Reply to comment by currentscurrents in [D] Isn't self-supervised learning(SSL) simply a kind of SL? by Linear--

It's clear that human and other animals must learn with reinforcement -- requiring the agent to act and recevive feedback/reward. This is an important part and I don't think it's proper to classify it as SSL. Moreover, psychology on learning points out that problem-solving and immediate feedback is very important for learning outcomes -- these feedbacks are typically human labels or reward signal.

currentscurrents t1_j9yxr37 wrote on February 25, 2023 at 4:24 PM

Look up predictive coding; neuroscientists came up with it in the 80s and 90s.

A good portion of learning works by trying to predict the future and updating your brain's internal model when you're wrong. This is especially involved in perception and world modeling tasks, like vision processing or commonsense physics.

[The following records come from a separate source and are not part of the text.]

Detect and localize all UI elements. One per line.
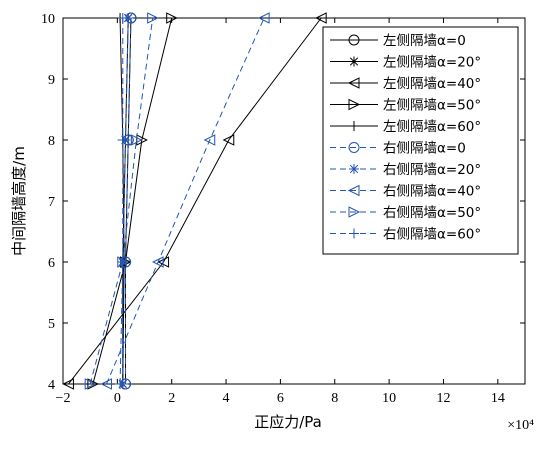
legend-item: 左侧隔墙α=40° bbox=[330, 76, 481, 92]
marker-triangle-left bbox=[62, 378, 74, 390]
series-line bbox=[106, 17, 265, 385]
legend-label: 左侧隔墙α=20° bbox=[383, 55, 481, 71]
x-tick-label: 4 bbox=[223, 391, 230, 406]
marker-triangle-right bbox=[166, 12, 178, 24]
marker-triangle-right bbox=[147, 12, 159, 24]
marker-triangle-right bbox=[136, 134, 148, 146]
series-line bbox=[122, 17, 129, 384]
marker-triangle-right bbox=[348, 98, 361, 111]
marker-triangle-left bbox=[347, 184, 360, 197]
marker-triangle-right bbox=[87, 378, 100, 390]
marker-triangle-left bbox=[315, 12, 327, 24]
y-tick-label: 4 bbox=[48, 378, 55, 393]
legend-item: 左侧隔墙α=50° bbox=[330, 98, 481, 114]
legend-item: 右侧隔墙α=50° bbox=[330, 205, 481, 221]
x-tick-label: 14 bbox=[491, 391, 505, 406]
series-line bbox=[68, 17, 322, 385]
y-axis-label: 中间隔墙高度/m bbox=[10, 146, 28, 256]
legend-label: 左侧隔墙α=40° bbox=[383, 76, 481, 92]
x-tick-label: 8 bbox=[331, 391, 338, 406]
marker-circle bbox=[348, 142, 360, 153]
marker-triangle-left bbox=[151, 256, 164, 268]
marker-plus bbox=[349, 121, 359, 131]
legend-item: 右侧隔墙α=0 bbox=[330, 141, 466, 157]
legend-box bbox=[322, 26, 519, 255]
x-tick-label: −2 bbox=[56, 391, 71, 406]
marker-triangle-left bbox=[100, 378, 112, 390]
series-line bbox=[92, 17, 173, 385]
legend-label: 右侧隔墙α=0 bbox=[383, 141, 466, 157]
axis-ticks: −2 0 2 4 6 8 10 12 14 4 5 6 7 8 9 10 bbox=[41, 12, 525, 406]
legend-label: 右侧隔墙α=60° bbox=[383, 227, 481, 243]
x-axis-label: 正应力/Pa bbox=[254, 413, 322, 431]
y-tick-label: 9 bbox=[48, 73, 55, 88]
legend-label: 右侧隔墙α=20° bbox=[383, 162, 481, 178]
marker-plus bbox=[349, 228, 359, 239]
series-right-plus bbox=[115, 13, 128, 389]
series-line bbox=[89, 17, 154, 385]
marker-circle bbox=[348, 34, 360, 46]
marker-plus bbox=[117, 257, 128, 267]
legend-item: 右侧隔墙α=60° bbox=[330, 227, 481, 243]
legend: 左侧隔墙α=0 左侧隔墙α=20° 左侧隔墙α=40° 左侧隔墙α=50° 左侧隔墙α=… bbox=[322, 26, 519, 255]
series-right-triangle-left bbox=[100, 12, 270, 390]
marker-star bbox=[349, 164, 359, 174]
marker-star bbox=[349, 56, 359, 67]
y-tick-label: 10 bbox=[41, 12, 55, 27]
x-tick-label: 2 bbox=[168, 391, 175, 406]
series-line bbox=[119, 18, 124, 385]
legend-item: 右侧隔墙α=40° bbox=[330, 184, 481, 200]
series-layer bbox=[62, 12, 327, 390]
x-tick-label: 12 bbox=[436, 391, 450, 406]
x-tick-label: 0 bbox=[114, 391, 121, 406]
legend-item: 左侧隔墙α=0 bbox=[330, 33, 466, 49]
legend-label: 左侧隔墙α=0 bbox=[383, 33, 466, 49]
marker-triangle-right bbox=[348, 206, 361, 218]
legend-item: 左侧隔墙α=20° bbox=[330, 55, 481, 71]
series-line bbox=[119, 17, 125, 385]
y-tick-label: 7 bbox=[48, 195, 55, 210]
marker-triangle-left bbox=[203, 134, 216, 146]
marker-triangle-left bbox=[257, 12, 270, 24]
legend-label: 右侧隔墙α=50° bbox=[383, 205, 481, 221]
legend-label: 右侧隔墙α=40° bbox=[383, 184, 481, 200]
marker-triangle-left bbox=[222, 134, 235, 146]
y-tick-label: 6 bbox=[48, 256, 55, 271]
x-axis-multiplier: ×10⁴ bbox=[507, 418, 534, 433]
marker-triangle-right bbox=[130, 134, 143, 146]
marker-plus bbox=[117, 135, 128, 145]
y-tick-label: 8 bbox=[48, 134, 55, 149]
legend-label: 左侧隔墙α=60° bbox=[383, 119, 481, 135]
series-line bbox=[125, 17, 132, 384]
x-tick-label: 6 bbox=[277, 391, 284, 406]
marker-triangle-right bbox=[84, 378, 97, 390]
legend-label: 左侧隔墙α=50° bbox=[383, 98, 481, 114]
marker-plus bbox=[117, 13, 128, 23]
marker-plus bbox=[115, 379, 126, 389]
legend-item: 左侧隔墙α=60° bbox=[330, 119, 481, 135]
marker-triangle-left bbox=[347, 77, 360, 89]
marker-star bbox=[123, 13, 134, 23]
legend-item: 右侧隔墙α=20° bbox=[330, 162, 481, 178]
x-tick-label: 10 bbox=[382, 391, 396, 406]
y-tick-label: 5 bbox=[48, 317, 55, 332]
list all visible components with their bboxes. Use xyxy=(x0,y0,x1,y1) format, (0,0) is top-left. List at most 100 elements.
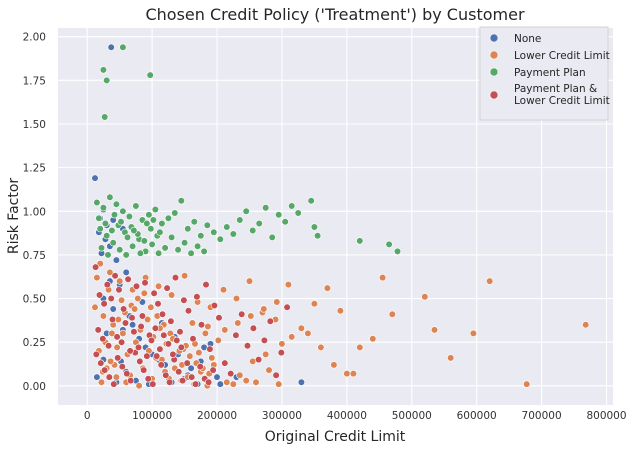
data-point xyxy=(213,373,221,381)
data-point xyxy=(216,380,224,388)
data-point xyxy=(242,207,250,215)
data-point xyxy=(210,228,218,236)
data-point xyxy=(110,380,118,388)
y-tick-label: 0.75 xyxy=(23,250,46,262)
data-point xyxy=(275,380,283,388)
data-point xyxy=(260,336,269,345)
data-point xyxy=(242,377,250,385)
data-point xyxy=(238,310,246,318)
data-point xyxy=(109,239,117,247)
data-point xyxy=(186,352,194,360)
data-point xyxy=(252,378,260,386)
data-point xyxy=(116,246,124,254)
data-point xyxy=(379,274,387,282)
data-point xyxy=(273,298,281,306)
data-point xyxy=(421,293,429,301)
data-point xyxy=(151,324,159,332)
x-tick-label: 300000 xyxy=(262,410,302,422)
data-point xyxy=(93,274,101,282)
data-point xyxy=(113,333,121,341)
data-point xyxy=(125,212,133,221)
data-point xyxy=(166,378,174,386)
data-point xyxy=(223,378,231,386)
series-1 xyxy=(91,260,590,390)
data-point xyxy=(227,370,235,378)
data-point xyxy=(130,328,138,336)
data-point xyxy=(121,319,130,327)
data-point xyxy=(97,244,106,252)
data-point xyxy=(153,352,161,360)
data-point xyxy=(486,277,494,285)
y-tick-label: 0.25 xyxy=(23,337,46,349)
data-point xyxy=(145,211,153,219)
data-point xyxy=(115,286,123,294)
x-tick-label: 200000 xyxy=(197,410,237,422)
data-point xyxy=(181,272,189,280)
data-point xyxy=(265,366,273,374)
data-point xyxy=(104,342,113,350)
data-point xyxy=(176,328,184,336)
data-point xyxy=(103,281,111,289)
x-tick-label: 0 xyxy=(84,410,91,422)
data-point xyxy=(168,291,176,299)
legend-marker xyxy=(489,67,499,77)
legend-label: None xyxy=(514,33,541,45)
data-point xyxy=(187,364,195,372)
data-point xyxy=(192,380,200,388)
data-point xyxy=(266,317,274,325)
data-point xyxy=(283,303,291,311)
legend-label: Lower Credit Limit xyxy=(514,95,610,107)
data-point xyxy=(117,296,126,304)
data-point xyxy=(210,301,218,310)
data-point xyxy=(129,321,137,329)
data-point xyxy=(157,361,165,369)
data-point xyxy=(119,305,128,313)
data-point xyxy=(156,345,164,353)
data-point xyxy=(223,223,231,231)
data-point xyxy=(99,204,107,212)
data-point xyxy=(150,289,158,297)
x-tick-label: 500000 xyxy=(392,410,432,422)
data-point xyxy=(206,345,214,353)
legend-marker xyxy=(489,33,499,43)
data-point xyxy=(103,232,111,240)
data-point xyxy=(310,223,319,231)
data-point xyxy=(146,71,154,79)
data-point xyxy=(209,366,217,374)
data-point xyxy=(255,219,263,228)
data-point xyxy=(143,352,151,360)
data-point xyxy=(330,361,338,369)
data-point xyxy=(97,359,105,367)
data-point xyxy=(184,307,193,315)
data-point xyxy=(116,277,124,285)
data-point xyxy=(106,268,114,277)
data-point xyxy=(131,305,139,313)
data-point xyxy=(127,377,135,385)
data-point xyxy=(317,343,325,352)
data-point xyxy=(140,289,148,297)
data-point xyxy=(221,326,229,334)
legend-frame xyxy=(479,26,609,121)
data-point xyxy=(163,284,171,292)
data-point xyxy=(369,335,377,343)
data-point xyxy=(177,197,185,205)
data-point xyxy=(215,314,223,322)
data-point xyxy=(174,246,182,254)
data-point xyxy=(272,371,280,379)
data-point xyxy=(356,343,364,352)
data-point xyxy=(164,340,172,348)
data-point xyxy=(129,242,137,250)
data-point xyxy=(188,319,196,327)
data-point xyxy=(106,193,114,201)
data-point xyxy=(158,310,167,318)
data-point xyxy=(249,357,257,366)
data-point xyxy=(144,375,152,383)
data-point xyxy=(205,378,213,386)
data-point xyxy=(103,76,111,84)
data-point xyxy=(119,43,127,51)
data-point xyxy=(236,216,244,224)
data-point xyxy=(119,207,127,215)
data-point xyxy=(219,286,228,294)
data-point xyxy=(307,197,315,205)
data-point xyxy=(136,249,144,257)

You would have a very hard time learning this from RL. Rewards are sparse in the real world, and if you observe something that doesn't affect your reward function, RL can't learn from it. But predictive coding/self-supervised learning can learn from every bit of data you observe.

You do also use RL, because there are some things you can only learn through RL. But this becomes much easier once you already have a rich mental model of the world. Getting good at predicting the future makes you very good at predicting what will maximize your reward.

AmalgamDragon t1_j9zyyib wrote on February 25, 2023 at 8:30 PM

> Rewards are sparse in the real world

This doesn't seem true. The only reason we aren't getting negative rewards (e.g. pain, discomfort, etc.) constantly is that we learn to generally avoid them.

currentscurrents t1_ja5isuz wrote on February 27, 2023 at 12:11 AM

Imagine you need to cook some food. None of the steps of cooking give you any reward, you only get the reward at the end.

Pure RL will quickly teach you not to touch the burner, but it really struggles with tasks that involve planning or delayed rewards. Self-supervised learning helps with this by building a world model that you can use to predict future rewards.

AmalgamDragon t1_ja5lz5b wrote on February 27, 2023 at 12:35 AM

This really comes down to how 'reward' is defined. I think we likely disagree on that definition, with yours being a lot narrower then mine is. For example, during the cooking process, there is usually a point before the meal is done where it 'smells good', which is a reward. There's dopamine release as well, which could be triggered when completing some of the steps (don't know if that's the case or not), but simply observing that a step is complete is rewarding for lots of folks.

> Pure RL will quickly teach you not to touch the burner, but it really struggles with tasks that involve planning or delayed rewards.

Depends on which algorithms you're using, but PPO can handle this quite well.

currentscurrents t1_ja5n5xi wrote on February 27, 2023 at 12:44 AM

Those are all internal rewards, which your brain creates because it knows (according to the world model) that these events lead to real rewards. It can only do this because it has learned to predict the future.

>PPO can handle this quite well.

"Quite well" is still trying random actions millions of times. World modeling allows you to learn from two orders of magnitude less data.

visarga t1_j9y7fro wrote on February 25, 2023 at 12:51 PM

Words in language are both observations and actions. So language modelling is also a kind of supervised policy learning?

So... Self Supervised Learning is Unsupervised & Supervised & Reinforcement Learning.